The M-84AS is equipped with imported Shtora-1 and Kontakt-5 that both enhance survivability of a tank. Kontakt-5 is an explosive reactive armor package (ERA) which offers improved protection against modern tandem charge warheads and kinetic energy penetrators compared to the earlier Kontakt-1. It is also equipped with the modern Shtora electro-optical system for defense against wire and laser guided anti-tank missiles. The new turret will provide protection against Kinetic Energy (RHAe) anti-tank guided missiles. Its new 9M119 Refleks is a laser beam riding guided anti-tank missile designed to penetrate 900 mm of RHA. Since this version has not entered serial production for Serbian army new more modern version M-84AS1 is developed that will enter serial production.

Apart from external differences to the M-84, it also has different internal structure and equipment, far surpassing the M-84AB in both capability and durability. Developed originally from the M-84, the M-84AS is more than just a quick tweak to bring it up to standard. Many improvements were adopted from what can be argued to be its sister tank, the T-90S. With slight differences in armour and maneuverability; the T-90S is better armored while the M-84AS is faster and more maneuverable.

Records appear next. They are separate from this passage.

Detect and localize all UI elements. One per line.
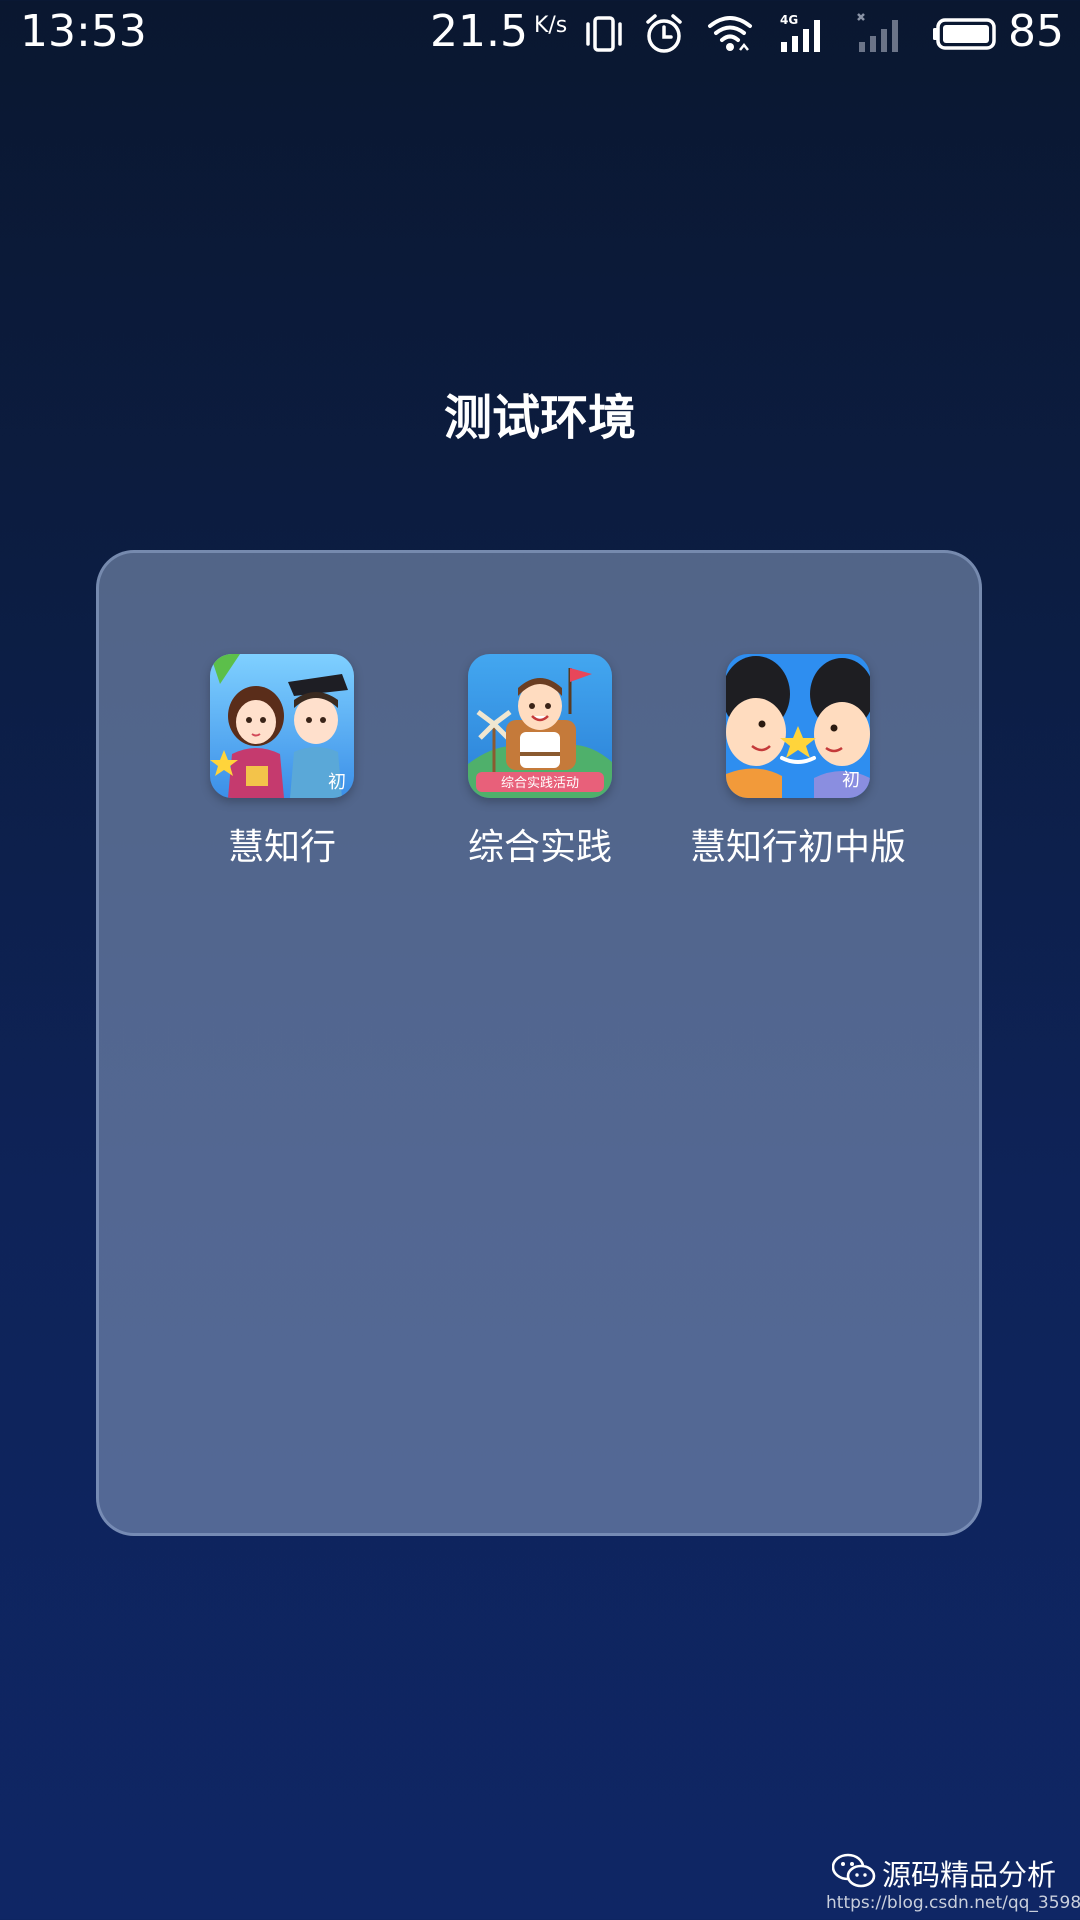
watermark-brand: 源码精品分析 xyxy=(882,1858,1057,1892)
battery-icon xyxy=(933,18,996,50)
network-speed-value: 21.5 xyxy=(430,6,528,57)
status-time: 13:53 xyxy=(20,6,147,57)
app-badge-junior: 初 xyxy=(842,770,860,791)
app-label: 慧知行初中版 xyxy=(689,827,906,868)
app-badge-junior: 初 xyxy=(328,772,346,793)
app-huizhixing[interactable]: 初 慧知行 xyxy=(162,654,402,874)
status-bar: 13:53 21.5 K/s 4G 85 xyxy=(0,0,1080,70)
app-banner: 综合实践活动 xyxy=(500,776,579,791)
network-speed-unit: K/s xyxy=(533,13,568,38)
watermark-url: https://blog.csdn.net/qq_35984787 xyxy=(826,1893,1080,1913)
app-zonghe-shijian[interactable]: 综合实践活动 综合实践 xyxy=(420,654,660,874)
wechat-icon xyxy=(832,1853,876,1888)
svg-text:4G: 4G xyxy=(780,13,798,27)
folder-title[interactable]: 测试环境 xyxy=(0,378,1080,448)
wifi-icon xyxy=(708,16,752,51)
huizhixing-app-icon[interactable]: 初 xyxy=(210,654,354,798)
network-speed: 21.5 K/s xyxy=(430,6,567,57)
app-huizhixing-junior[interactable]: 初 慧知行初中版 xyxy=(678,654,918,874)
huizhixing-junior-app-icon[interactable]: 初 xyxy=(726,654,870,798)
zonghe-shijian-app-icon[interactable]: 综合实践活动 xyxy=(468,654,612,798)
signal-no-service-icon xyxy=(857,13,898,52)
app-label: 慧知行 xyxy=(227,827,336,868)
alarm-icon xyxy=(646,14,682,53)
app-label: 综合实践 xyxy=(467,827,612,868)
signal-4g-icon: 4G xyxy=(780,13,820,52)
vibrate-icon xyxy=(586,16,622,52)
battery-level: 85 xyxy=(1008,6,1064,57)
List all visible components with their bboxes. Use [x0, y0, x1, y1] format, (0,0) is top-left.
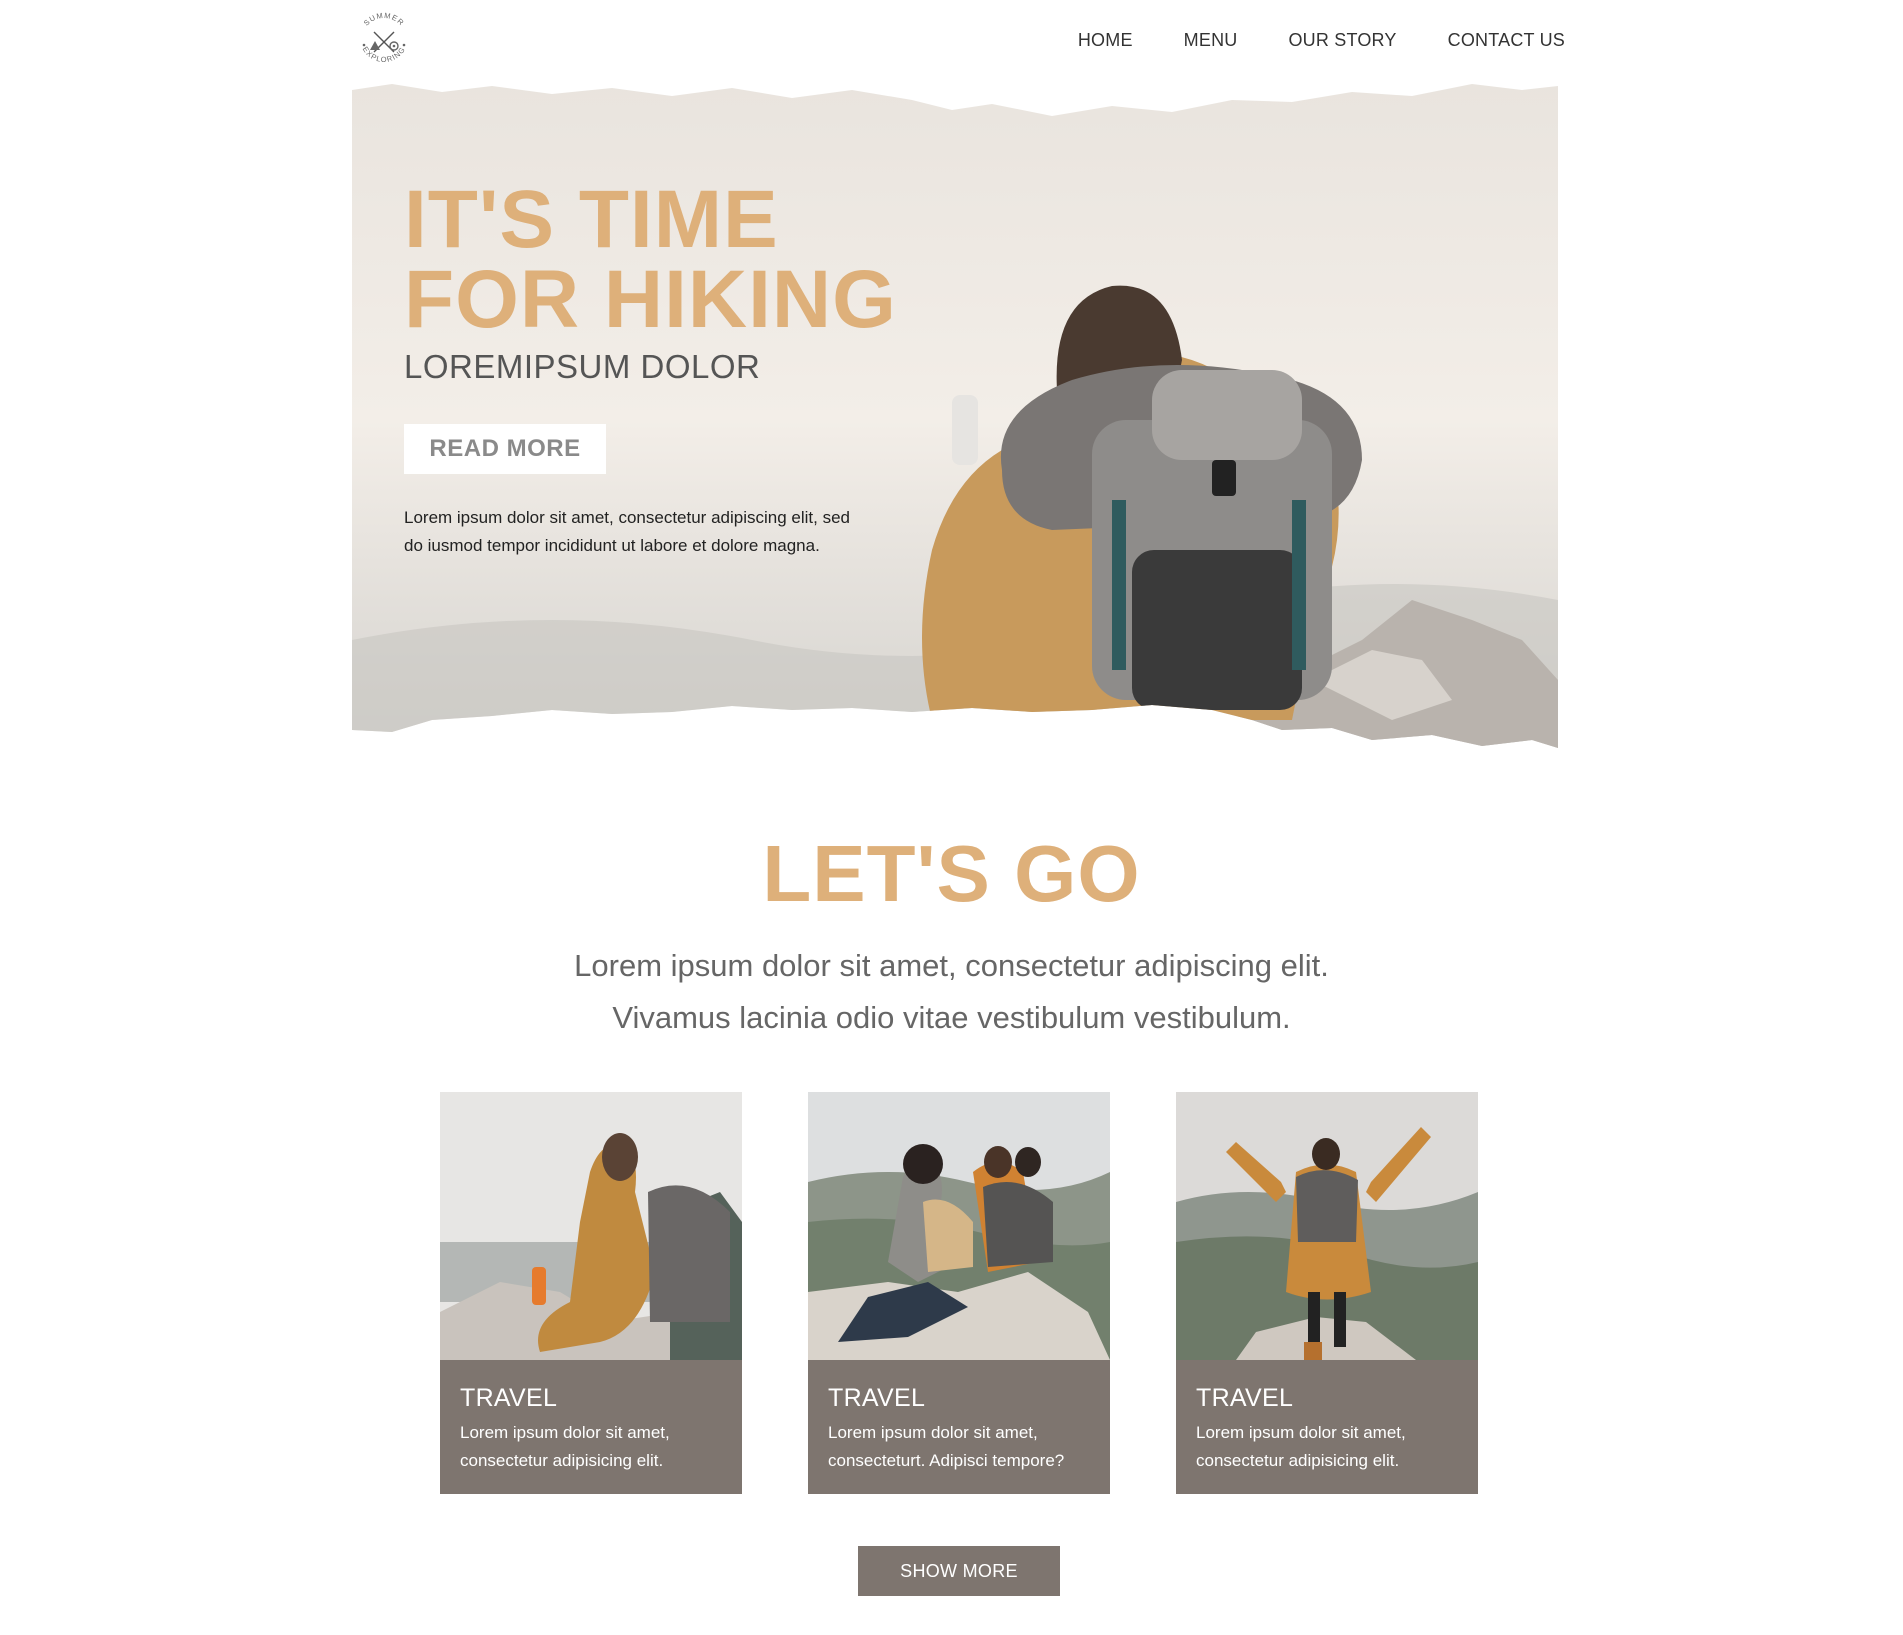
card-1-photo	[440, 1092, 742, 1360]
card-1-info: TRAVEL Lorem ipsum dolor sit amet, conse…	[440, 1360, 742, 1494]
hero-subtitle: LOREMIPSUM DOLOR	[404, 348, 761, 385]
section-line1: Lorem ipsum dolor sit amet, consectetur …	[574, 948, 1329, 983]
hero-title-line1: IT'S TIME	[404, 174, 779, 265]
svg-text:EXPLORING: EXPLORING	[361, 45, 408, 64]
main-nav: HOME MENU OUR STORY CONTACT US	[1027, 30, 1565, 51]
hero-section: IT'S TIME FOR HIKING LOREMIPSUM DOLOR RE…	[352, 80, 1558, 760]
card-3-photo	[1176, 1092, 1478, 1360]
card-1-title: TRAVEL	[460, 1384, 558, 1412]
travel-card-3[interactable]: TRAVEL Lorem ipsum dolor sit amet, conse…	[1176, 1092, 1478, 1494]
section-description: Lorem ipsum dolor sit amet, consectetur …	[0, 940, 1903, 1044]
svg-text:SUMMER: SUMMER	[362, 11, 406, 28]
section-title: LET'S GO	[762, 829, 1141, 918]
section-line2: Vivamus lacinia odio vitae vestibulum ve…	[612, 1000, 1291, 1035]
brand-logo[interactable]: SUMMER EXPLORING	[352, 8, 416, 72]
hero-description: Lorem ipsum dolor sit amet, consectetur …	[404, 508, 850, 555]
hero-title-line2: FOR HIKING	[404, 254, 897, 345]
card-2-title: TRAVEL	[828, 1384, 926, 1412]
card-2-info: TRAVEL Lorem ipsum dolor sit amet, conse…	[808, 1360, 1110, 1494]
show-more-button[interactable]: SHOW MORE	[858, 1546, 1060, 1596]
nav-home[interactable]: HOME	[1078, 30, 1133, 51]
read-more-button[interactable]: READ MORE	[404, 424, 606, 474]
card-2-text: Lorem ipsum dolor sit amet, consecteturt…	[828, 1423, 1065, 1470]
card-2-photo	[808, 1092, 1110, 1360]
nav-our-story[interactable]: OUR STORY	[1288, 30, 1396, 51]
logo-text-bottom: EXPLORING	[361, 45, 407, 64]
nav-menu[interactable]: MENU	[1184, 30, 1238, 51]
nav-contact-us[interactable]: CONTACT US	[1448, 30, 1565, 51]
hero-title: IT'S TIME FOR HIKING	[404, 174, 897, 345]
card-3-info: TRAVEL Lorem ipsum dolor sit amet, conse…	[1176, 1360, 1478, 1494]
card-3-title: TRAVEL	[1196, 1384, 1294, 1412]
card-3-text: Lorem ipsum dolor sit amet, consectetur …	[1196, 1423, 1406, 1470]
card-1-text: Lorem ipsum dolor sit amet, consectetur …	[460, 1423, 670, 1470]
logo-text-top: SUMMER	[362, 11, 405, 28]
travel-card-1[interactable]: TRAVEL Lorem ipsum dolor sit amet, conse…	[440, 1092, 742, 1494]
travel-card-2[interactable]: TRAVEL Lorem ipsum dolor sit amet, conse…	[808, 1092, 1110, 1494]
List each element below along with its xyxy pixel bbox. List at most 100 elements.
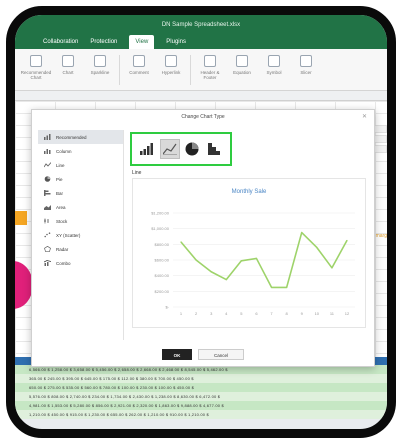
ribbon-divider [190, 55, 191, 85]
y-tick-label: $1,000.00 [151, 226, 170, 231]
data-point [210, 271, 212, 273]
column-chart-icon [44, 149, 51, 154]
data-point [255, 257, 258, 260]
chart-button[interactable]: Chart [55, 55, 81, 75]
chart-subtype-picker [130, 132, 232, 166]
table-row[interactable]: 1,210.00 $ 450.00 $ 915.00 $ 1,230.00 $ … [15, 410, 387, 419]
chart-type-radar[interactable]: Radar [38, 242, 123, 256]
menu-bar: Collaboration Protection View Plugins [15, 35, 387, 49]
combo-chart-icon [44, 260, 51, 266]
window-title: DN Sample Spreadsheet.xlsx [15, 15, 387, 35]
menu-plugins[interactable]: Plugins [166, 35, 186, 49]
sparkline-button[interactable]: Sparkline [87, 55, 113, 75]
chart-icon [62, 55, 74, 67]
data-point [286, 286, 288, 289]
chart-preview: Monthly Sale $1,200.00 $1,000.00 $800.00 $60… [132, 178, 366, 328]
slicer-button[interactable]: Slicer [293, 55, 319, 75]
preview-chart-type-label: Line [132, 170, 142, 176]
sparkline-icon [94, 55, 106, 67]
close-icon[interactable]: ✕ [362, 113, 367, 120]
dialog-title: Change Chart Type [181, 114, 225, 120]
line-chart-icon [162, 143, 177, 155]
subtype-histogram[interactable] [205, 139, 225, 159]
link-icon [165, 55, 177, 67]
ok-button[interactable]: OK [162, 349, 192, 360]
x-tick-label: 6 [255, 311, 258, 316]
menu-protection[interactable]: Protection [90, 35, 117, 49]
column-chart-icon [140, 143, 154, 155]
y-tick-label: $800.00 [155, 242, 170, 247]
stock-chart-icon [44, 218, 49, 224]
x-tick-label: 4 [225, 311, 228, 316]
data-point [316, 246, 318, 249]
recommended-chart-icon [30, 55, 42, 67]
orange-marker [15, 211, 27, 225]
line-chart: Monthly Sale $1,200.00 $1,000.00 $800.00 $60… [151, 189, 355, 316]
header-footer-button[interactable]: Header & Footer [197, 55, 223, 80]
chart-type-area[interactable]: Area [38, 200, 123, 214]
x-tick-label: 8 [286, 311, 289, 316]
data-point [331, 267, 333, 269]
table-row[interactable]: 650.00 $ 275.00 $ 535.00 $ 560.00 $ 780.… [15, 383, 387, 392]
x-tick-label: 12 [345, 311, 350, 316]
chart-type-column[interactable]: Column [38, 144, 123, 158]
data-point [346, 239, 348, 242]
chart-type-bar[interactable]: Bar [38, 186, 123, 200]
scatter-chart-icon [44, 232, 51, 238]
comment-button[interactable]: Comment [126, 55, 152, 75]
x-tick-label: 9 [301, 311, 304, 316]
chart-type-scatter[interactable]: XY (Scatter) [38, 228, 123, 242]
menu-view[interactable]: View [129, 35, 155, 49]
change-chart-type-dialog: Change Chart Type ✕ Recommended Column L… [31, 109, 375, 367]
subtype-pie[interactable] [182, 139, 202, 159]
radar-chart-icon [44, 246, 51, 252]
cancel-button[interactable]: Cancel [198, 349, 244, 360]
data-point [301, 231, 303, 234]
data-point [180, 241, 182, 243]
bar-chart-icon [44, 190, 51, 196]
chart-type-list: Recommended Column Line Pie Bar Area Sto… [38, 130, 124, 340]
symbol-button[interactable]: Symbol [261, 55, 287, 75]
comment-icon [133, 55, 145, 67]
histogram-chart-icon [207, 143, 220, 155]
area-chart-icon [44, 205, 51, 210]
chart-type-line[interactable]: Line [38, 158, 123, 172]
table-row[interactable]: 5,576.00 $ 808.00 $ 2,740.00 $ 234.00 $ … [15, 392, 387, 401]
recommended-chart-button[interactable]: Recommended Chart [21, 55, 51, 80]
data-point [195, 259, 197, 261]
chart-type-stock[interactable]: Stock [38, 214, 123, 228]
chart-type-recommended[interactable]: Recommended [38, 130, 123, 144]
pie-chart-icon [185, 142, 199, 156]
x-tick-label: 1 [180, 311, 183, 316]
x-tick-label: 7 [270, 311, 273, 316]
dialog-footer: OK Cancel [32, 349, 374, 360]
x-tick-label: 2 [195, 311, 198, 316]
x-tick-label: 3 [210, 311, 213, 316]
y-tick-label: $- [165, 305, 169, 310]
menu-collaboration[interactable]: Collaboration [43, 35, 78, 49]
table-row[interactable]: 365.00 $ 245.00 $ 395.00 $ 645.00 $ 175.… [15, 374, 387, 383]
chart-title: Monthly Sale [232, 189, 267, 195]
equation-icon [236, 55, 248, 67]
y-tick-label: $1,200.00 [151, 211, 170, 216]
y-tick-label: $400.00 [155, 273, 170, 278]
chart-type-pie[interactable]: Pie [38, 172, 123, 186]
recommended-chart-icon [44, 134, 51, 140]
equation-button[interactable]: Equation [229, 55, 255, 75]
line-chart-icon [44, 162, 51, 168]
y-tick-label: $200.00 [155, 289, 170, 294]
subtype-column[interactable] [137, 139, 157, 159]
ribbon-divider [119, 55, 120, 85]
table-row[interactable]: 4,981.00 $ 1,553.00 $ 5,280.00 $ 856.00 … [15, 401, 387, 410]
x-tick-label: 5 [240, 311, 243, 316]
y-tick-label: $600.00 [155, 258, 170, 263]
omega-icon [268, 55, 280, 67]
hyperlink-button[interactable]: Hyperlink [158, 55, 184, 75]
device-frame: DN Sample Spreadsheet.xlsx Collaboration… [6, 6, 396, 438]
pie-chart-icon [44, 176, 51, 182]
data-point [225, 278, 227, 281]
subtype-line[interactable] [159, 139, 180, 159]
chart-type-combo[interactable]: Combo [38, 256, 123, 270]
slicer-icon [300, 55, 312, 67]
x-tick-label: 11 [330, 311, 335, 316]
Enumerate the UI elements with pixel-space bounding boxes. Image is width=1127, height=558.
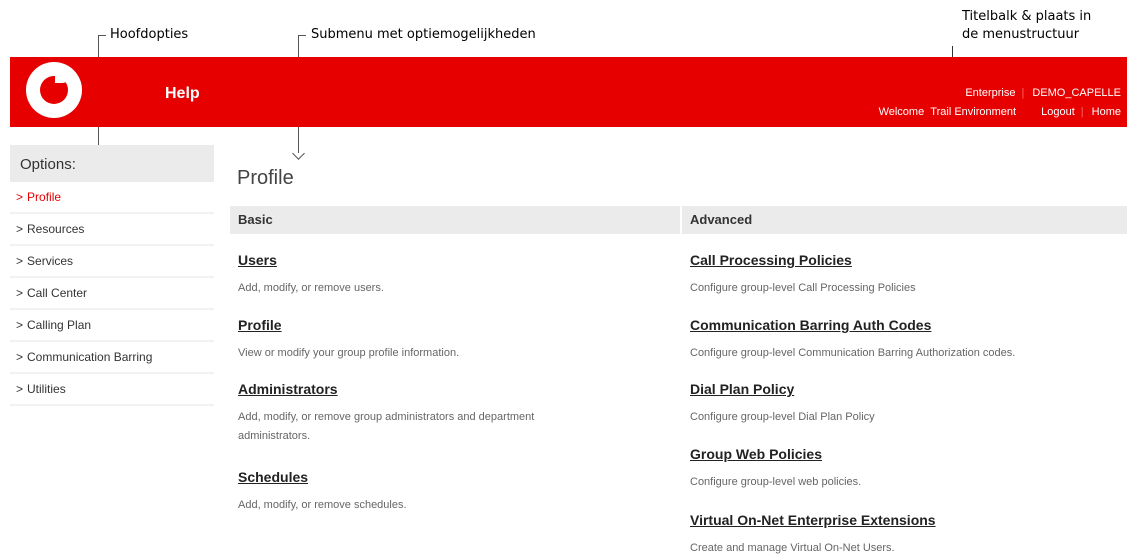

Considering the speed perspective, the M-84AS moves at 75 km/h on road while the T-90S moves at 60 km/h on road with off-road speeds varying according to terrain. The armor on the T-90S is somewhat superior with thicker composites, NBC protection as well as having the option of Active Protection System and KMT mine sweeping systems. Aside from the propulsion and armor, the targeting system is equivalent.